Models available in Azure AI model inference

Azure AI model inference in Azure AI Foundry gives you access to flagship models in Azure AI to consume them as APIs without hosting them on your infrastructure.

An animation showing Azure AI studio model catalog section and the models available.

Model availability varies by model provider, deployment SKU, and cloud. All models available in Azure AI Model Inference support the Global standard deployment type which uses global capacity to guarantee throughput. Azure OpenAI models also support regional deployments and sovereign clouds—Azure Government, Azure Germany, and Azure China 21Vianet.

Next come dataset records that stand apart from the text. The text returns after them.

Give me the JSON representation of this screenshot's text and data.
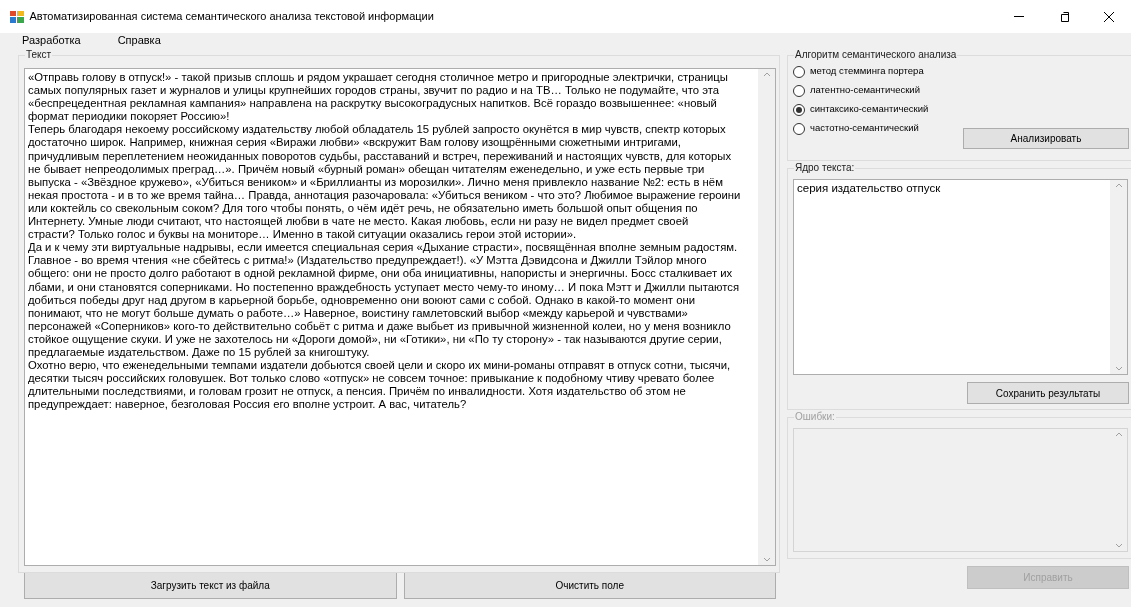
{
  "window": {
    "title": "Автоматизированная система семантического анализа текстовой информации"
  },
  "menu": [
    "Разработка",
    "Справка"
  ],
  "text_group": {
    "label": "Текст",
    "lines": [
      "«Отправь голову в отпуск!» - такой призыв сплошь и рядом украшает сегодня столичное метро и пригородные электрички, страницы",
      "самых популярных газет и журналов и улицы крупнейших городов страны, звучит по радио и на ТВ… Только не подумайте, что эта",
      "«беспрецедентная рекламная кампания» направлена на раскрутку высокоградусных напитков. Всё гораздо возвышеннее: «новый",
      "формат периодики покоряет Россию»!",
      "Теперь благодаря некоему российскому издательству любой обладатель 15 рублей запросто окунётся в мир чувств, спектр которых",
      "достаточно широк. Например, книжная серия «Виражи любви» «вскружит Вам голову изощрёнными сюжетными интригами,",
      "причудливым переплетением неожиданных поворотов судьбы, расставаний и встреч, переживаний и настоящих чувств, для которых",
      "не бывает непреодолимых преград…». Причём новый «бурный роман» обещан читателям еженедельно, и уже есть первые три",
      "выпуска - «Звёздное кружево», «Убиться веником» и «Бриллианты из морозилки». Лично меня привлекло название №2: есть в нём",
      "некая простота - и в то же время тайна… Правда, аннотация разочаровала: «Убиться веником - что это? Любимое выражение героини",
      "или коктейль со свекольным соком? Для того чтобы понять, о чём идёт речь, не обязательно иметь большой опыт общения по",
      "Интернету. Умные люди считают, что настоящей любви в чате не место. Какая любовь, если ни разу не видел предмет своей",
      "страсти? Только голос и буквы на мониторе… Именно в такой ситуации оказались герои этой истории».",
      "Да и к чему эти виртуальные надрывы, если имеется специальная серия «Дыхание страсти», посвящённая вполне земным радостям.",
      "Главное - во время чтения «не сбейтесь с ритма!» (Издательство предупреждает!). «У Мэтта Дэвидсона и Джилли Тэйлор много",
      "общего: они не просто долго работают в одной рекламной фирме, они оба инициативны, напористы и энергичны. Босс сталкивает их",
      "лбами, и они становятся соперниками. Но постепенно враждебность уступает место чему-то иному… И пока Мэтт и Джилли пытаются",
      "добиться победы друг над другом в карьерной борьбе, одновременно они воюют сами с собой. Однако в какой-то момент они",
      "понимают, что не могут больше думать о работе…» Наверное, воистину гамлетовский выбор «между карьерой и чувствами»",
      "персонажей «Соперников» кого-то действительно собьёт с ритма и даже выбьет из привычной жизненной колеи, но у меня возникло",
      "стойкое ощущение скуки. И уже не захотелось ни «Дороги домой», ни «Готики», ни «По ту сторону» - так называются другие серии,",
      "предлагаемые издательством. Даже по 15 рублей за книгоштуку.",
      "Охотно верю, что еженедельными темпами издатели добьются своей цели и скоро их мини-романы отправят в отпуск сотни, тысячи,",
      "десятки тысяч российских головушек. Вот только слово «отпуск» не совсем точное: привыкание к подобному чтиву чревато более",
      "длительными последствиями, и головам грозит не отпуск, а пенсия. Причём по инвалидности. Хотя издательство об этом не",
      "предупреждает: наверное, безголовая Россия его вполне устроит. А вас, читатель?"
    ]
  },
  "text_buttons": [
    {
      "label": "Загрузить текст из файла",
      "disabled": false
    },
    {
      "label": "Очистить поле",
      "disabled": false
    }
  ],
  "algorithm": {
    "label": "Алгоритм семантического анализа",
    "options": [
      {
        "label": "метод стемминга портера",
        "selected": false
      },
      {
        "label": "латентно-семантический",
        "selected": false
      },
      {
        "label": "синтаксико-семантический",
        "selected": true
      },
      {
        "label": "частотно-семантический",
        "selected": false
      }
    ],
    "button": {
      "label": "Анализировать",
      "disabled": false
    }
  },
  "core": {
    "label": "Ядро текста:",
    "value": "серия издательство отпуск",
    "button": {
      "label": "Сохранить результаты",
      "disabled": false
    }
  },
  "errors": {
    "label": "Ошибки:",
    "disabled": true,
    "button": {
      "label": "Исправить",
      "disabled": true
    }
  }
}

Learn more about specific deployment capabilities for Azure OpenAI at Azure OpenAI Model availability.

Tip

The Azure AI model catalog offers a larger selection of models, from a bigger range of providers. However, those models might require you to host them on your infrastructure, including the creation of an AI hub and project. Azure AI model service provides a way to consume the models as APIs without hosting them on your infrastructure, with a pay-as-you-go billing. Learn more about the Azure AI model catalog.

You can see all the models available to you in the model catalog for Azure AI Foundry portal.

AI21 Labs

The Jamba family models are AI21's production-grade Mamba-based large language model (LLM) which uses AI21's hybrid Mamba-Transformer architecture. It's an instruction-tuned version of AI21's hybrid structured state space model (SSM) transformer Jamba model. The Jamba family models are built for reliable commercial use with respect to quality and performance.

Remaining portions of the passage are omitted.